Two or three more pics of the Main Bazaar where we’re staying:-
A peanut seller – we’ve never seen so many in one place!
They trade at street level and store above – two young lads are carrying bales of linen up a bamboo ladder and into the stores above the shops.
A chap with his bicycle loaded to the limit with baskets.
Our first visit of the day was to the Bahai (Lotus) Temple. We got there by the superb Delhi Metro system. It was as cheap as chips, clean beyond belief and easy to find our way around. We were told by tourist agents (four in total) that the metro was full of pickpockets and very difficult to find our way around. Instead, they would get us a “car” to take us to where we wanted go (at an enormous cost!) We smelt a rip-off, which it turned out to be the case, and got the metro anyway!
After a brilliant metro trip we arrived very close to the temple. It’s the most recent Bahai place of worship in the world and is constructed of gleaming white marble. Its a stunning building surrounded by gardens and fountains and it’s aim is to signify the equality of all religions. Inside the design is very simple but sadly there was no photography allowed.
After the Lotus Temple we took a tuk-tuk to the Haus Khas district of the city where the “village” is a car free zone and full of designer shops and expensive establishments. We took advantage of one of the expensive establishments and had a drink and a meal on a rooftop terrace.
After our expensive meal we entered ‘real India’ again and had a walk through one of the many slum areas of the city. This one is sitting side by side with the affluent Hauz Khas neighbourhood and next to some stunning medieval tombs.
We felt quite safe as we walked through the street (as we seem to do in any of our escapades!) – the people were charming and friendly if a little perplexed that two ‘blond’ men (that seems to be how we are described!) should appear on their street. The day time temperatures in Delhi were about 18 deg C but that falls quite quickly to a night time of 5 deg so we saw many little fires lit in the streets as the light faded.
Side by side with the slums is the historic medieval site of the Hauz Khas Complex. (meaning Royal Water Tank).

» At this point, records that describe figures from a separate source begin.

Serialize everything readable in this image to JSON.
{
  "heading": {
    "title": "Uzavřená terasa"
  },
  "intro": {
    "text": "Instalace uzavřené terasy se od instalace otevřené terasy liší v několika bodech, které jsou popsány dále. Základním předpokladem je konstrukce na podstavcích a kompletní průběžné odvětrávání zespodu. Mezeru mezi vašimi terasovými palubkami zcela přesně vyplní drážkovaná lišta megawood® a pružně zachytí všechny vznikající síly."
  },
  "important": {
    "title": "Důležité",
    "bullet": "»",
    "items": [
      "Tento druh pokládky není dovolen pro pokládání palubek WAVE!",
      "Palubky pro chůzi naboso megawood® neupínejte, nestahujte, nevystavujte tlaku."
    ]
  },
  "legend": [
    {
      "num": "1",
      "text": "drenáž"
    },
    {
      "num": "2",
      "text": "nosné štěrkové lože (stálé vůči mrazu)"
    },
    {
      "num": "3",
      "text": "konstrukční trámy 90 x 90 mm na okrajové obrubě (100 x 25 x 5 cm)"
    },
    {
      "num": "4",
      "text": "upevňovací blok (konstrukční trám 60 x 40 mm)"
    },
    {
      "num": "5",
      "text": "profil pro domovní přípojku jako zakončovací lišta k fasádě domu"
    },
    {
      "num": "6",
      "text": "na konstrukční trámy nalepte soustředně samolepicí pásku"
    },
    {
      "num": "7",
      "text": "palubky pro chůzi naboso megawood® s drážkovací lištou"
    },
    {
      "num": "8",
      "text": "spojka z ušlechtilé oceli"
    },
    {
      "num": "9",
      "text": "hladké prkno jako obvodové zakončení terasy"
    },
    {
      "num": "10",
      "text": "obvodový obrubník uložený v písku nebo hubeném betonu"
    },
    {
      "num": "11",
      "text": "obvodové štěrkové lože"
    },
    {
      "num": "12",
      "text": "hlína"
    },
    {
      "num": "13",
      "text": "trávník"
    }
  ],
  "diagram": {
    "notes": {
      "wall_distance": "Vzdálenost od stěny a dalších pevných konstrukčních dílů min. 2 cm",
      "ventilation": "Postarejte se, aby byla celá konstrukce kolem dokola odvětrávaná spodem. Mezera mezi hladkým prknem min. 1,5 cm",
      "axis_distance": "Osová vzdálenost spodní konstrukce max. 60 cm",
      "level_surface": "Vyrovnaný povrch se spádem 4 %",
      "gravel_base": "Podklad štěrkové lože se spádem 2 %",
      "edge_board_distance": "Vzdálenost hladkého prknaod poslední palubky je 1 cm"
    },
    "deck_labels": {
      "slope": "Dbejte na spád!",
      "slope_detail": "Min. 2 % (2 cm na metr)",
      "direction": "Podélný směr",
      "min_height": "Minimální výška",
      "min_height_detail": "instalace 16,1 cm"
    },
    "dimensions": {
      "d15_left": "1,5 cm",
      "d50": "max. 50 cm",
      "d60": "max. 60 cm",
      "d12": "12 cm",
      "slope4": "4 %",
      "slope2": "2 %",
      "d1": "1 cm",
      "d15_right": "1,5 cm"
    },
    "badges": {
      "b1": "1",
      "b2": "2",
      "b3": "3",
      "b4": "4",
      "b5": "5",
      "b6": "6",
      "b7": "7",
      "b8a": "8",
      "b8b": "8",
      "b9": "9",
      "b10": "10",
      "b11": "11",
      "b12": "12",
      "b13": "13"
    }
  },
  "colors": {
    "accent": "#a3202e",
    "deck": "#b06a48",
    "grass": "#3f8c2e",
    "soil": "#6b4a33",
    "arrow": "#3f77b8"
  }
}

The complex dates back to the 13th century and the Delhi Sultanate and it’s studded with the domed tombs of Muslim royalty.
The lake (or Tank) was dug out to hold and supply water to Siri, the second medieval city of the Delhi Sultanate.
The ruins are in wonderful condition considering the age and the lack of protection it gets from the footfall of visitors. There seems to be no part of the complex which is out of bounds to the tourist. Can’t imagine this sort of thing happening in the UK!
We regularly get asked for photos with people. They get very excited when they see a ‘blond’ person (especially one as tall as James!)
It feels like a Indian version of Pompeii ……..
…… and some of the architecture is stunning in both its design and condition.
The domed buildings are all tombs dating between 14th and 16th centuries.
Outside the complex, and back into the modern world, we come across a flip-flop seller wheeling his cart down a very busy road. (witnessing this sort of thing, it’s really difficult to try and describe Delhi).
Our third day saw us take the (three hour late) train from Delhi to Agra. We travelled third class a/c for the three hour journey and the next few pics are taken from the train window (hence the hazy look!). Peoples home are literally next to the railway line ………..
…… and they don’t think twice about using it as part of the furniture. This group of men are playing cards!
People walk quite happily along the lines.
Inside the train things felt a little safer. Our 3rd class a/c compartment held eight people, all of us having our own bed if we felt like a bit of a relax. Doug had forty winks (a few times!) during the 3 hour journey …………
……… while James, lying on his bed next to the window, continued to be fascinated by the outside world!
Well, we arrived in Agra around 5 o’clock ( quite a bit later than planned but that’s life!) as the light began to fade and booked into the Hotel Taj Plaza. Grand in name but mediocre in reality it was to serve us in that guise for our one night stay. Our reason for getting to Agra, of course, was to visit the Taj Mahal which we’d planned for the following day.
As night time fell on the city the approach road to the Taj, where our hotel was situated, was beautifully paved and it’s half mile length was cleverly lit all the way to the gates.
At night the hotels on the approach road tried to outdo each other with their lighting designs which all added to our excitement and anticipation of the next day!